Atkins' diabetes book is AWFUL. He didn't know much about the subject at all.

Low Carb Band-It said...

Jenny - I'm the lady that wrote to you on the LC Friends board and was telling you how when I upped my calories near my BMR that I FINALLY starting losing weight after a year at a stall. I also increased my carbs a bit as well.

Anyways, just wanted to say I was going to forward this blog post to my diabetic mother. She too struggles to lose with her diabetes. Trying to find the fine line to make it happen for her has been very frustrating. It may be I inherited her difficulty in losing weight as well. She's only diabetic due to the drugs she took to prevent her breast cancer from coming back.

Regina Wilshire has a whole group of articles on BMR and weight loss you may want to take a peek at as well: http://weightoftheevidence.blogspot.com/search?q=bmr

Thanks for yet another great blog post!

Jenny said...

Band-it,

Regina always has blog posts worth reading!

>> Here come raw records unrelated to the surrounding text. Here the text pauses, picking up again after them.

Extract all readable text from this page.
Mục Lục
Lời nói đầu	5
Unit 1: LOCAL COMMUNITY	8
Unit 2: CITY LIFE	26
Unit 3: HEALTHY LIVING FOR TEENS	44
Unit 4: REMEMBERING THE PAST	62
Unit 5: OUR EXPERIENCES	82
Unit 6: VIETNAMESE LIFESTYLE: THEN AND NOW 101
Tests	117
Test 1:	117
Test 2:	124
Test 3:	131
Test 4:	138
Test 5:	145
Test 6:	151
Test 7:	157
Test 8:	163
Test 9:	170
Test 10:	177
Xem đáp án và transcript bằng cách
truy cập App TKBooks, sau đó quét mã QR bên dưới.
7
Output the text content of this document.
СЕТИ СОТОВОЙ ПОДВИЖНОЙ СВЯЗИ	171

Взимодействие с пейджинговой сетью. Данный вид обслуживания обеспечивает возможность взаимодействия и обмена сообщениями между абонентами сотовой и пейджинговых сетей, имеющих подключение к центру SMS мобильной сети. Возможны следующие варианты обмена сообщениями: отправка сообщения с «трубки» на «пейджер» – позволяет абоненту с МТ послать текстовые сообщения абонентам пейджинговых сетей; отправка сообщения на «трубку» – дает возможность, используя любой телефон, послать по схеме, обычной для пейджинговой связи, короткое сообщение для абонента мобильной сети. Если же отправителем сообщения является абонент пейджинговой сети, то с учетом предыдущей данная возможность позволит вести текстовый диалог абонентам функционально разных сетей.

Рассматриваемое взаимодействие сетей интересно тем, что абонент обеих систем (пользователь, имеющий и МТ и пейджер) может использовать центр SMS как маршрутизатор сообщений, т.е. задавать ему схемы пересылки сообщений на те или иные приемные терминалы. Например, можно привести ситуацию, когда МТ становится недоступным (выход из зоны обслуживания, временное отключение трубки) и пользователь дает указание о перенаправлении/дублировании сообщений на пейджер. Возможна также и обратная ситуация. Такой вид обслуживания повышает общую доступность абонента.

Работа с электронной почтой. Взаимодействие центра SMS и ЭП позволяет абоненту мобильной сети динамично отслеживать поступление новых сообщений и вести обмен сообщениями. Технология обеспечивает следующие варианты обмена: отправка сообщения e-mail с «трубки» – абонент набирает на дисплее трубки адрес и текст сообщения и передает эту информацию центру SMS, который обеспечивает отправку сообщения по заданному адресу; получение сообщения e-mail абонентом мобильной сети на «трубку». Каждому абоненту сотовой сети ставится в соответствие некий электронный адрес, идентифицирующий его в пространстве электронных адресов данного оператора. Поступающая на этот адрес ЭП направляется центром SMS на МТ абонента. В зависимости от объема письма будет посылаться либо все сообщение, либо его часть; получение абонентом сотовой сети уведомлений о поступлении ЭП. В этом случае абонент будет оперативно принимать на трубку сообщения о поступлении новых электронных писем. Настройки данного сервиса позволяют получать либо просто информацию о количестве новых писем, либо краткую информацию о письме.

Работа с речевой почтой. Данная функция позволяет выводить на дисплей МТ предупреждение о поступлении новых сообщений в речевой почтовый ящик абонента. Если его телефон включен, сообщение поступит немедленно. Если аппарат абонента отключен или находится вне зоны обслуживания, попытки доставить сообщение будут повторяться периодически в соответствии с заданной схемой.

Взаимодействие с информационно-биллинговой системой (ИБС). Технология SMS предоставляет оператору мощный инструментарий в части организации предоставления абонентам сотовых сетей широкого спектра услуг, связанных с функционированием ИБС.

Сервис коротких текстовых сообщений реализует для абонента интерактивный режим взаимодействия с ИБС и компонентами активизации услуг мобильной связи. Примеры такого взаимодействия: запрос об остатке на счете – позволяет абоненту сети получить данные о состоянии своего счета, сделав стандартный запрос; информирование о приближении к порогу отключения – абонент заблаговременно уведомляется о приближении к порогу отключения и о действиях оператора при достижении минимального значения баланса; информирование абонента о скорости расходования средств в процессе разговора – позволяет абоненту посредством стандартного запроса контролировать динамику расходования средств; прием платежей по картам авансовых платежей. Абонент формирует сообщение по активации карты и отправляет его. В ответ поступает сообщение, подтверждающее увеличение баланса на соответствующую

Your mom is not only contenting with diabetes but normal aging which slows BMR dramatically.

And since she's probably estrogen-suppressed it is even harder. With low estrogen levels the body will do everything it can to put on fat because fat stores estrogen and may even help synthesize estrogen.

So with all she's dealing with your mom is fighting forces you can't begin to imagine. Before menopause weight loss was so easy for me I look back in complete wonderment.

And I feel great shame now for the thoughts I about overweight older women because back then I assumed they could have lost weight easily too if they'd just tried. Little did I know.

And most of the "experts" who pontificate about weight loss are equally clueless. When some 30 year old male gym rat talks about how we could prevent obesity with "simple lifestyle changes" I can't help but hope that reincarnation is real and that he'll come back as a middle aged lady some day and try to take his own advice!

v/vmary said...

Jenny, are you still on the 5:2 diet? If not, why not? Thanks.

Jenny said...

v/vmary, I ate 5:2 for one whole year. Towards the end I found I was feeling too hungry on the non-fast days so I took a break for a few weeks, though I am still fasting some of the time. I regained a bit of the weight I had lost but am still under my goal, so I'm happy. It is a nice break from having to diet stringently every day.